Elle grandira encore. Tu es son héroïne, elle t’admire, te suit partout. Tu lui ouvres la voie sans en avoir conscience. Un jour, c’est elle qui te tendra la main. Elle sera ton amie, ta confidente, ta sœur, même si elle reste sciante.

Adultes, vous vous entendrez mieux. Pas sur tout. Elle sera là pour toi et toi pour elle. C’est ce qui compte, au fond.


 Tu as dix ans et une amie. Une amie, ça suffit ? Les autres t’ennuient, te chahutent. Tous des brutes. Elle est douce et coincée. Futée, mais effacée. Ses parents sont aussi riches que les tiens sont fauchés. Vos chemins se sépareront, la vie va s’en charger. Elle ira dans le privé, sauvée ? Toi chez les maculés, maculée.

 Grâce à elle tu as survécu, grâce à elle tu n’es pas si seule. L’un dans l’autre, vous avez trouvé le soutien pour avancer, le courage d’y retourner, été après été.


 Ces années ont passé, finalement moins dures que celles à venir. Tu entres en sixième. Seule. Certains te connaissent, d’autres te devinent. Tous au mieux t’ignorent. Tu vas passer de sales moments, mais l’important, c’est que tu ne vas pas t’effondrer. Je ne peux rien faire pour t’épargner, simplement te dire que tu es aujourd’hui plus forte. Tu t’en es sortie. Ces temps sont finis. Plus personne ne te persécute. Plus jamais tu ne croiseras ce regard, celui qu’on réserve au vilain petit canard. Tu n’es plus la dernière qu’on choisit. De ton front, tu as effacé le mot victime. C’est toi qui diriges ta vie. Tu n’es plus la pucelle trop frêle que les garçons harcèlent. Tu es une femme assumée aux formes girondes que les hommes regardent avec envie.

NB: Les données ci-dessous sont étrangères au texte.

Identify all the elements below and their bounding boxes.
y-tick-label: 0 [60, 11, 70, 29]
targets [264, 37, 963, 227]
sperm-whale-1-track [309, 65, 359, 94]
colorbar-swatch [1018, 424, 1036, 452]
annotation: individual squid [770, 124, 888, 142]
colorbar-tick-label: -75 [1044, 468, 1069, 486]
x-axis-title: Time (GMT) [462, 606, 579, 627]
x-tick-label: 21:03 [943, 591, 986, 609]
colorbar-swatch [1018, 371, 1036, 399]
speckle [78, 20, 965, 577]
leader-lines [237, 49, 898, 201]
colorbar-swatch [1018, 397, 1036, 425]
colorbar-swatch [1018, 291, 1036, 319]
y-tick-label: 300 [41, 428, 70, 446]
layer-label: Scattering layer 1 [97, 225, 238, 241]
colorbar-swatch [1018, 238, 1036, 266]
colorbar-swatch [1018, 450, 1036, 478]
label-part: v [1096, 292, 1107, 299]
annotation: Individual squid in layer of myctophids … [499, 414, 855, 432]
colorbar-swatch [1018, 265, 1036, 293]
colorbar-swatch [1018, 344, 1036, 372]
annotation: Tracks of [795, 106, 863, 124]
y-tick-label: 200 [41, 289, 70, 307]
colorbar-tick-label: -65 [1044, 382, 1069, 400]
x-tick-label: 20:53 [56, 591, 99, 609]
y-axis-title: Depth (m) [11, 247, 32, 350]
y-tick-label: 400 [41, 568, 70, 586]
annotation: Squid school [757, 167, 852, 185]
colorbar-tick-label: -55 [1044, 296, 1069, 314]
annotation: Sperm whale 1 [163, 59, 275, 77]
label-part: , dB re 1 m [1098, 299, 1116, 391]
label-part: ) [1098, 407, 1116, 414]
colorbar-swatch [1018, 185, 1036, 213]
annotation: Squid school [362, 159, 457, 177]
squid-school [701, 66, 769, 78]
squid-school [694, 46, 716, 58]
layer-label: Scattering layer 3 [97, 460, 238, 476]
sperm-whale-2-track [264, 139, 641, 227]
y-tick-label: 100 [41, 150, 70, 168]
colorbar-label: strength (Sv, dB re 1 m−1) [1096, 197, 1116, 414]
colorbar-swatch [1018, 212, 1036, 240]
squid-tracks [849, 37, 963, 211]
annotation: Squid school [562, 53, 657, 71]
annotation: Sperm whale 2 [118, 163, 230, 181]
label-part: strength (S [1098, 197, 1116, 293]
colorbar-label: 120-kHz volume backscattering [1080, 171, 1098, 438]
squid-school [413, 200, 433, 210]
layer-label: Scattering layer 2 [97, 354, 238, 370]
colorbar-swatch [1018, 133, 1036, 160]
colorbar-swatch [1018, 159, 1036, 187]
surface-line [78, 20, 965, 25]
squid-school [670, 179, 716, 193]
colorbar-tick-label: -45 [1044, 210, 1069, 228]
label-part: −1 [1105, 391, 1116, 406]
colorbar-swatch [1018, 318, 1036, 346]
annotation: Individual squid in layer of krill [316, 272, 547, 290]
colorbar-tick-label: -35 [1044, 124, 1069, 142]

 Tu vas rencontrer l’Amour. Le pur, l’unique, tu lui donneras tout. Il t’aimera de tout son corps. Puis il te laissera, seule, sur le pavé. Tes premières fois, ne les regrette pas. Elles font de toi ce que je suis. Tu dois juste te préparer à avoir mal. Tu connais le précepte. On peut cent fois souffrir, mais qu’une fois mourir. Je suis là, tu n’en mourras pas.

Tu es forte, là encore tu te relèveras. Plus grande, plus avisée, désabusée. Seule ton innocence est morte.


 Je pourrais te dire de ne pas t’inquiéter, que tout va bien se passer, mais ne le ferai pas. J’ai fini de mentir, de me mentir. Tu vas en chier. Beaucoup, longtemps.

Mais tu vas t’en sortir, grandir et t’épanouir.

Tu passeras par tous les états. De la profonde dépression à l’euphorie la plus totale, tu t’écraseras dans les bas-fonds de la solitude. Tu te reconstruiras, mal. Il faudra encore tout démolir pour recommencer.


 Aujourd’hui les bases sont solides. Le château de cartes a brûlé, les cendres sont envolées.

Tu as bâti un nouveau château, il y a des douves et des tourelles, des personnages, beaucoup. Ils se disputent mais te protègent. Ils sont nous. Non, nous ne sommes pas folles, simplement adaptées à l’environnement hostile qui nous attend. Des mains se tendront vers toi. À toi de saisir les bonnes.


 Que cette missive te parvienne et trace un nouveau possible.